4. US Tariff Response
The Trump administration announced 25-100% import tariffs on chips. Server builders (Dell, HP, Supermicro) began panic-buying from warehouses before tariff implementation.
5. Taiwan Risk
Three earthquakes in 18 months (April 2024, January 2025, December 2025). Each causes production line shutdowns. TSMC lost $92 million from a single earthquake. Micron lost 4-6% of quarterly shipments. Quartz tubes fracture, calibrations misalign, and output drops.
Additional Factor
Samsung and SK Hynix coordinated more than 10% NAND production cuts to maintain prices, causing NVMe SSD cost spikes alongside RAM.
I Have Seen This Before with GPUs
2017-2018: The Bitcoin Wave
Bitcoin hit $19,000. AMD RX 580 sold at 3x MSRP or disappeared entirely. Nvidia implemented "two per person" limits.
2020-2021: The Ethereum Wave
A perfect storm: COVID lockdowns, chip shortages, and the Ethereum rise. In April-May 2021:
- RTX 3080: 329% price increase
- RTX 3060 Ti: 230% increase
- Bot armies grabbed inventory in seconds
- Gray market dealers bought stocks for cash resale at 50% markup
Recovery Timeline
The market healed only after Ethereum's shift to Proof of Stake (September 15, 2022). Combined with the FTX and Terra/Luna ecosystem collapses, prices normalized over 8-9 months.
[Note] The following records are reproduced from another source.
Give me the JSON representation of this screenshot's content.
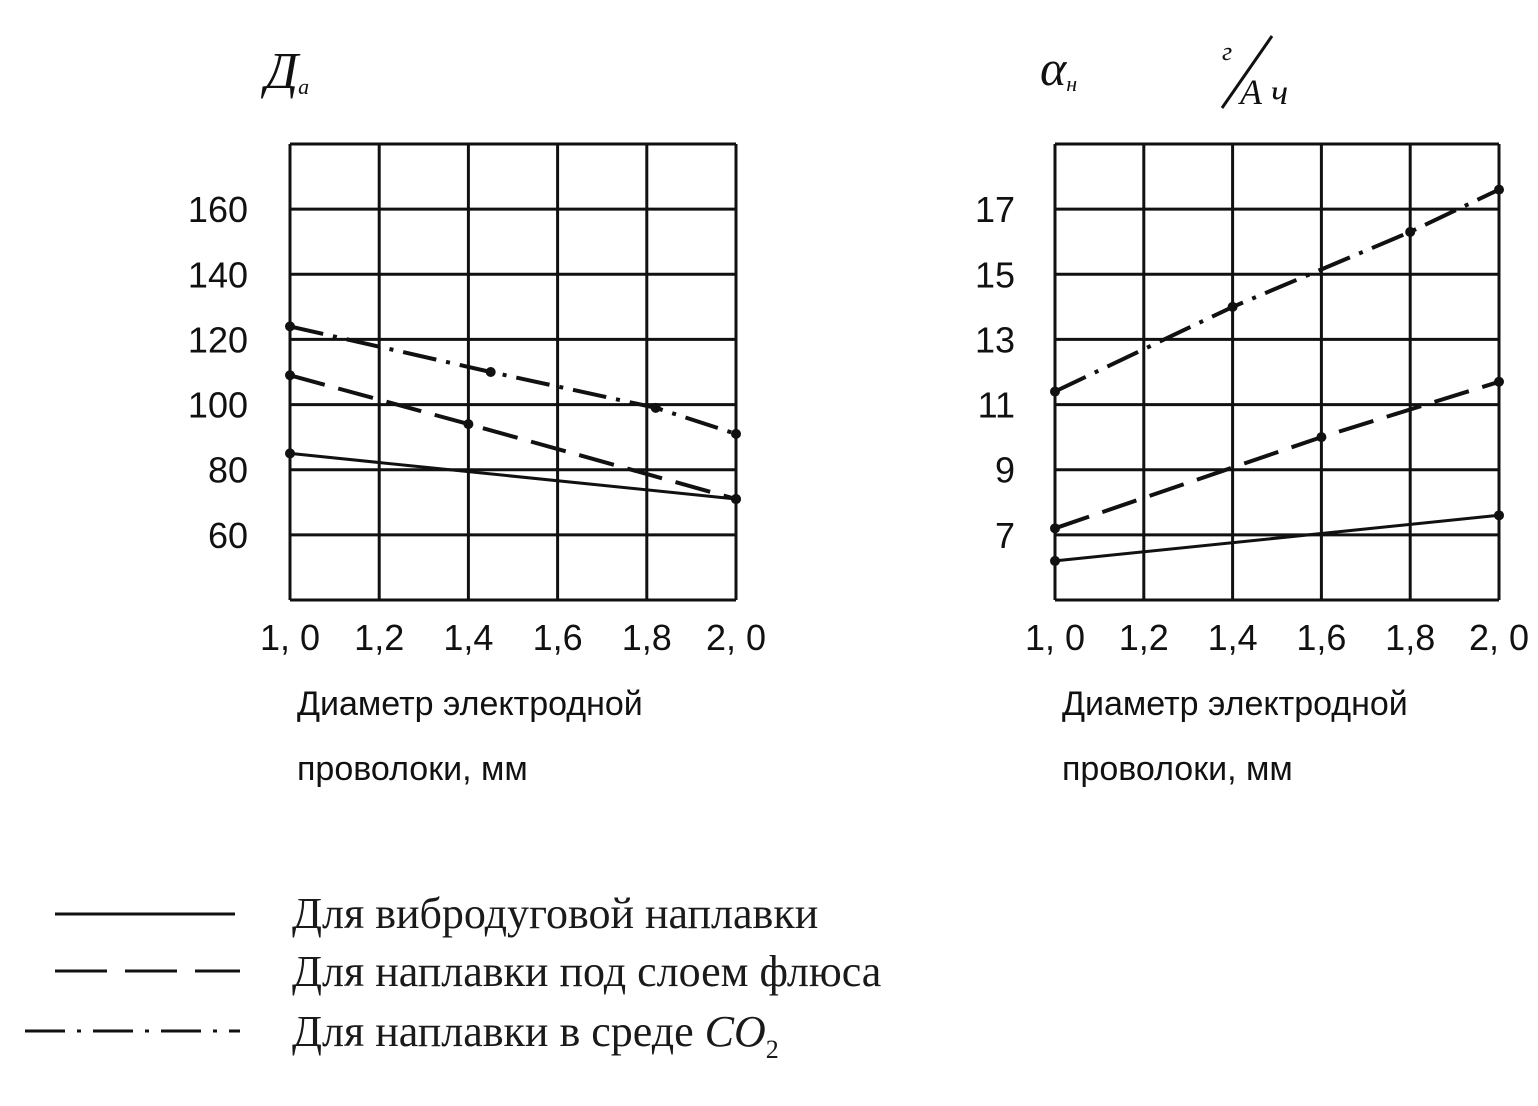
{
  "chart_data": [
    {
      "type": "line",
      "ylabel_main": "Д",
      "ylabel_sub": "а",
      "xlabel_line1": "Диаметр электродной",
      "xlabel_line2": "проволоки, мм",
      "x_ticks": [
        "1, 0",
        "1,2",
        "1,4",
        "1,6",
        "1,8",
        "2, 0"
      ],
      "y_ticks": [
        "160",
        "140",
        "120",
        "100",
        "80",
        "60"
      ],
      "y_tick_values": [
        160,
        140,
        120,
        100,
        80,
        60
      ],
      "xlim": [
        1.0,
        2.0
      ],
      "ylim": [
        40,
        180
      ],
      "grid": true,
      "series": [
        {
          "style": "solid",
          "x": [
            1.0,
            2.0
          ],
          "y": [
            85,
            71
          ]
        },
        {
          "style": "dashed",
          "x": [
            1.0,
            1.4,
            2.0
          ],
          "y": [
            109,
            94,
            71
          ]
        },
        {
          "style": "dashdot",
          "x": [
            1.0,
            1.45,
            1.82,
            2.0
          ],
          "y": [
            124,
            110,
            99,
            91
          ]
        }
      ]
    },
    {
      "type": "line",
      "ylabel_main": "α",
      "ylabel_sub": "н",
      "unit_top": "г",
      "unit_bottom": "А ч",
      "xlabel_line1": "Диаметр электродной",
      "xlabel_line2": "проволоки, мм",
      "x_ticks": [
        "1, 0",
        "1,2",
        "1,4",
        "1,6",
        "1,8",
        "2, 0"
      ],
      "y_ticks": [
        "17",
        "15",
        "13",
        "11",
        "9",
        "7"
      ],
      "y_tick_values": [
        17,
        15,
        13,
        11,
        9,
        7
      ],
      "xlim": [
        1.0,
        2.0
      ],
      "ylim": [
        5,
        19
      ],
      "grid": true,
      "series": [
        {
          "style": "solid",
          "x": [
            1.0,
            2.0
          ],
          "y": [
            6.2,
            7.6
          ]
        },
        {
          "style": "dashed",
          "x": [
            1.0,
            1.6,
            2.0
          ],
          "y": [
            7.2,
            10.0,
            11.7
          ]
        },
        {
          "style": "dashdot",
          "x": [
            1.0,
            1.4,
            1.8,
            2.0
          ],
          "y": [
            11.4,
            14.0,
            16.3,
            17.6
          ]
        }
      ]
    }
  ],
  "legend": [
    {
      "style": "solid",
      "label": "Для вибродуговой наплавки"
    },
    {
      "style": "dashed",
      "label": "Для наплавки под слоем флюса"
    },
    {
      "style": "dashdot",
      "label": "Для наплавки в среде ",
      "formula_main": "CO",
      "formula_sub": "2"
    }
  ]
}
Used mining GPUs flooded secondary markets; Chinese dealers sold them by weight.
RUVDS GPU servers purchased at 60,000 rubles dropped to 20,000-30,000 rubles on Avito.
What Will Happen to RAM?
Pessimistic Outlook
Unlike the GPU crisis, which had a clear ending event (the Proof of Stake transition), the RAM crisis lacks any off-ramp.
Why prices will not collapse:
- AI shows no signs of stopping training or inference
- A crash would require an AI bubble burst — possible but uncertain
- Investor skepticism is emerging (questions about ROI vs. flashy demos)
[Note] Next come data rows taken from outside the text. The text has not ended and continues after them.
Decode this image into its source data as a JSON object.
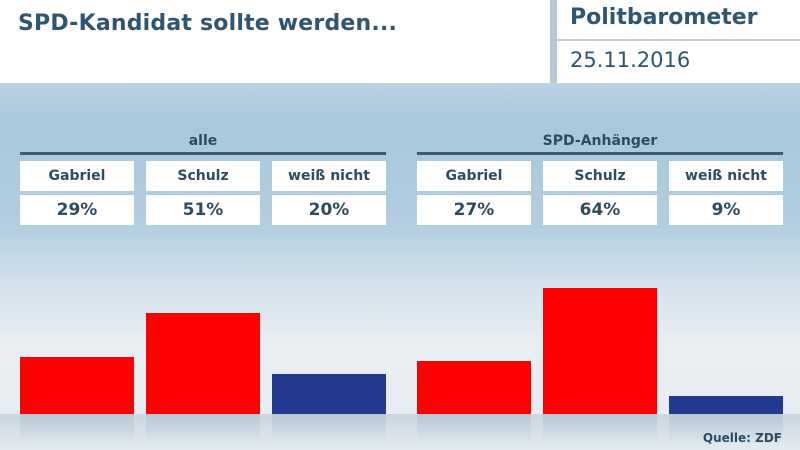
{
  "header": {
    "headline": "SPD-Kandidat sollte werden...",
    "brand": "Politbarometer",
    "date": "25.11.2016"
  },
  "colors": {
    "spd_red": "#ff0000",
    "neutral_blue": "#23388f",
    "text_dark": "#2f5670"
  },
  "source": "Quelle: ZDF",
  "chart_data": [
    {
      "type": "bar",
      "title": "alle",
      "categories": [
        "Gabriel",
        "Schulz",
        "weiß nicht"
      ],
      "values": [
        29,
        51,
        20
      ],
      "value_labels": [
        "29%",
        "51%",
        "20%"
      ],
      "bar_colors": [
        "#ff0000",
        "#ff0000",
        "#23388f"
      ],
      "unit": "%",
      "ylim": [
        0,
        70
      ]
    },
    {
      "type": "bar",
      "title": "SPD-Anhänger",
      "categories": [
        "Gabriel",
        "Schulz",
        "weiß nicht"
      ],
      "values": [
        27,
        64,
        9
      ],
      "value_labels": [
        "27%",
        "64%",
        "9%"
      ],
      "bar_colors": [
        "#ff0000",
        "#ff0000",
        "#23388f"
      ],
      "unit": "%",
      "ylim": [
        0,
        70
      ]
    }
  ]
}
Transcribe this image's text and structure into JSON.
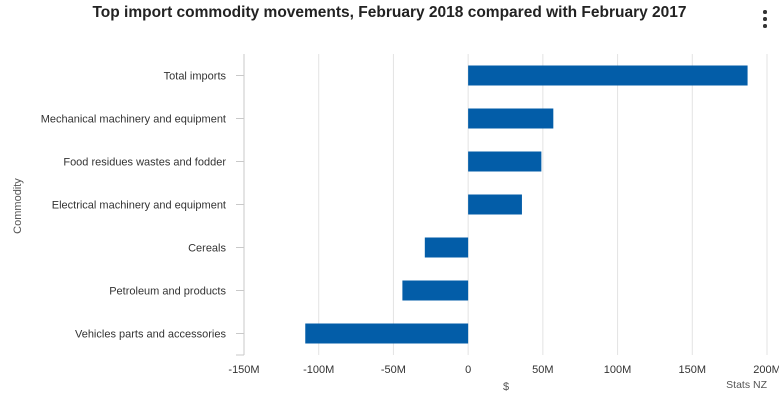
{
  "header": {
    "menu_icon": "kebab-menu-icon"
  },
  "colors": {
    "bar": "#035da8",
    "grid": "#e3e3e3",
    "axis": "#c9c9c9"
  },
  "chart_data": {
    "type": "bar",
    "orientation": "horizontal",
    "title": "Top import commodity movements, February 2018 compared with February 2017",
    "xlabel": "$",
    "ylabel": "Commodity",
    "credit": "Stats NZ",
    "categories": [
      "Total imports",
      "Mechanical machinery and equipment",
      "Food residues wastes and fodder",
      "Electrical machinery and equipment",
      "Cereals",
      "Petroleum and products",
      "Vehicles parts and accessories"
    ],
    "values": [
      187000000,
      57000000,
      49000000,
      36000000,
      -29000000,
      -44000000,
      -109000000
    ],
    "xlim": [
      -150000000,
      200000000
    ],
    "ticks": [
      {
        "value": -150000000,
        "label": "-150M"
      },
      {
        "value": -100000000,
        "label": "-100M"
      },
      {
        "value": -50000000,
        "label": "-50M"
      },
      {
        "value": 0,
        "label": "0"
      },
      {
        "value": 50000000,
        "label": "50M"
      },
      {
        "value": 100000000,
        "label": "100M"
      },
      {
        "value": 150000000,
        "label": "150M"
      },
      {
        "value": 200000000,
        "label": "200M"
      }
    ],
    "grid": true,
    "legend": "none"
  }
}
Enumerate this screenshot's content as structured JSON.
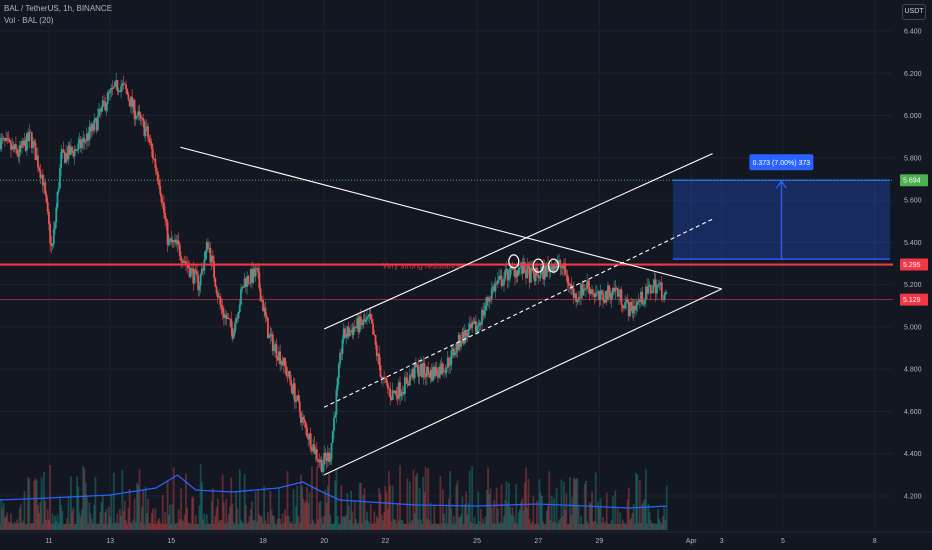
{
  "header": {
    "symbol_line": "BAL / TetherUS, 1h, BINANCE",
    "volume_line": "Vol · BAL (20)"
  },
  "currency_button": "USDT",
  "chart_data": {
    "type": "candlestick",
    "title": "BAL / TetherUS, 1h, BINANCE",
    "ylim": [
      4.1,
      6.5
    ],
    "y_ticks": [
      "6.400",
      "6.200",
      "6.000",
      "5.800",
      "5.600",
      "5.400",
      "5.200",
      "5.000",
      "4.800",
      "4.600",
      "4.400",
      "4.200"
    ],
    "y_tick_values": [
      6.4,
      6.2,
      6.0,
      5.8,
      5.6,
      5.4,
      5.2,
      5.0,
      4.8,
      4.6,
      4.4,
      4.2
    ],
    "x_ticks": [
      "11",
      "13",
      "15",
      "18",
      "20",
      "22",
      "25",
      "27",
      "29",
      "Apr",
      "3",
      "5",
      "8"
    ],
    "x_tick_days": [
      11,
      13,
      15,
      18,
      20,
      22,
      25,
      27,
      29,
      32,
      33,
      35,
      38
    ],
    "xlim_days": [
      9.4,
      38.6
    ],
    "last_data_day": 31.2,
    "price_track": [
      [
        9.4,
        5.88
      ],
      [
        10.0,
        5.82
      ],
      [
        10.4,
        5.9
      ],
      [
        10.8,
        5.7
      ],
      [
        11.1,
        5.35
      ],
      [
        11.4,
        5.8
      ],
      [
        12.0,
        5.85
      ],
      [
        12.5,
        5.95
      ],
      [
        12.9,
        6.08
      ],
      [
        13.3,
        6.15
      ],
      [
        13.5,
        6.12
      ],
      [
        13.8,
        6.02
      ],
      [
        14.2,
        5.92
      ],
      [
        14.6,
        5.7
      ],
      [
        14.9,
        5.4
      ],
      [
        15.2,
        5.38
      ],
      [
        15.5,
        5.3
      ],
      [
        15.9,
        5.2
      ],
      [
        16.2,
        5.4
      ],
      [
        16.6,
        5.1
      ],
      [
        17.0,
        4.98
      ],
      [
        17.4,
        5.22
      ],
      [
        17.8,
        5.25
      ],
      [
        18.2,
        4.95
      ],
      [
        18.6,
        4.85
      ],
      [
        19.0,
        4.7
      ],
      [
        19.3,
        4.55
      ],
      [
        19.6,
        4.45
      ],
      [
        19.9,
        4.35
      ],
      [
        20.2,
        4.4
      ],
      [
        20.6,
        4.95
      ],
      [
        21.0,
        5.0
      ],
      [
        21.5,
        5.03
      ],
      [
        21.9,
        4.75
      ],
      [
        22.2,
        4.68
      ],
      [
        22.6,
        4.72
      ],
      [
        23.0,
        4.8
      ],
      [
        23.5,
        4.78
      ],
      [
        24.0,
        4.82
      ],
      [
        24.5,
        4.95
      ],
      [
        25.0,
        5.0
      ],
      [
        25.5,
        5.18
      ],
      [
        26.0,
        5.25
      ],
      [
        26.4,
        5.28
      ],
      [
        26.8,
        5.24
      ],
      [
        27.1,
        5.25
      ],
      [
        27.5,
        5.3
      ],
      [
        27.8,
        5.28
      ],
      [
        28.2,
        5.14
      ],
      [
        28.6,
        5.2
      ],
      [
        29.0,
        5.13
      ],
      [
        29.5,
        5.18
      ],
      [
        30.0,
        5.08
      ],
      [
        30.5,
        5.15
      ],
      [
        30.8,
        5.2
      ],
      [
        31.0,
        5.18
      ],
      [
        31.2,
        5.13
      ]
    ],
    "horizontal_levels": [
      {
        "price": 5.295,
        "label": "5.295",
        "color": "#f23645",
        "style": "solid-thick"
      },
      {
        "price": 5.694,
        "label": "5.694",
        "color": "#4caf50",
        "style": "dotted"
      },
      {
        "price": 5.129,
        "label": "5.129",
        "color": "#f23645",
        "style": "thin"
      }
    ],
    "resistance_annotation": "Very strong resistance",
    "trendlines": [
      {
        "from": [
          15.3,
          5.85
        ],
        "to": [
          33.0,
          5.18
        ],
        "style": "solid"
      },
      {
        "from": [
          20.0,
          4.3
        ],
        "to": [
          33.0,
          5.18
        ],
        "style": "solid"
      },
      {
        "from": [
          20.0,
          4.99
        ],
        "to": [
          32.7,
          5.82
        ],
        "style": "solid"
      },
      {
        "from": [
          20.0,
          4.62
        ],
        "to": [
          32.7,
          5.51
        ],
        "style": "dashed"
      }
    ],
    "touch_markers": [
      [
        26.2,
        5.31
      ],
      [
        27.0,
        5.29
      ],
      [
        27.5,
        5.29
      ]
    ],
    "target_box": {
      "day_from": 31.4,
      "day_to": 38.5,
      "price_from": 5.321,
      "price_to": 5.694,
      "label": "0.373 (7.00%) 373"
    },
    "volume_ma_track": [
      [
        9.4,
        0.3
      ],
      [
        11.0,
        0.32
      ],
      [
        13.0,
        0.35
      ],
      [
        14.5,
        0.42
      ],
      [
        15.2,
        0.55
      ],
      [
        15.8,
        0.4
      ],
      [
        17.0,
        0.38
      ],
      [
        18.5,
        0.42
      ],
      [
        19.3,
        0.48
      ],
      [
        19.8,
        0.4
      ],
      [
        20.5,
        0.3
      ],
      [
        21.5,
        0.28
      ],
      [
        23.0,
        0.25
      ],
      [
        25.0,
        0.24
      ],
      [
        27.0,
        0.26
      ],
      [
        28.5,
        0.24
      ],
      [
        30.0,
        0.22
      ],
      [
        31.2,
        0.24
      ]
    ],
    "colors": {
      "background": "#131722",
      "up": "#26a69a",
      "down": "#ef5350",
      "grid": "#1e222d",
      "axis_text": "#b2b5be",
      "trendline": "#ffffff",
      "target": "#2962ff",
      "volume_ma": "#2962ff",
      "resistance": "#f23645"
    }
  }
}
- Even if an "AI winter" arrives, massive inertia remains
- OpenAI, Google, and Microsoft have pre-paid chip manufacturing quotas years ahead
- Long-term contracts cannot be cancelled
- Memory is needed universally (unlike GPUs, which were for miners and gamers only)
Supply-Side Bottleneck
New Samsung P4 and SK Hynix M15X factories will not produce until 2028 at the earliest. No physical capacity increase is expected before then.
Forecasts
- Gartner: 47% additional DRAM price increase in 2026
- Counterpoint: 64 GB DDR5 server modules could double by end of 2026
- SK Hynix statement: All 2026 capacity "essentially sold"
Kingston's Honest Assessment
Representative Cameron Crandall: "If you are planning upgrades, do it now. In 30 days it will cost more. In another 30 days, more again."
What We Are Doing in Russia
RUVDS Decision Framework
We are not rushing purchases; we follow our normal acquisition schedule.
Currency risk scenario: If global prices drop 40% but the ruble weakens 40% against the dollar (plausible with import resumption and trade balance shifts), the benefit cancels out. There is also the risk of a "super-combo": an expensive dollar plus expensive memory.
Strategic Constraints
- Stop buying: Lose market share as the market grows
- Buy everything: Excessive risk exposure
- Milk old servers: A path to bankruptcy — hardware ages, costs rise, clients leave permanently (it is very difficult to win cloud/hosting customers back)
Resolution
A 30% server cost increase means 30-40% longer payback periods. The only solution: pass costs to clients while market demand exceeds supply. Russia faces a chronic datacenter rack deficit since 2022.
Final approach: Raise client prices AND accept lower margins.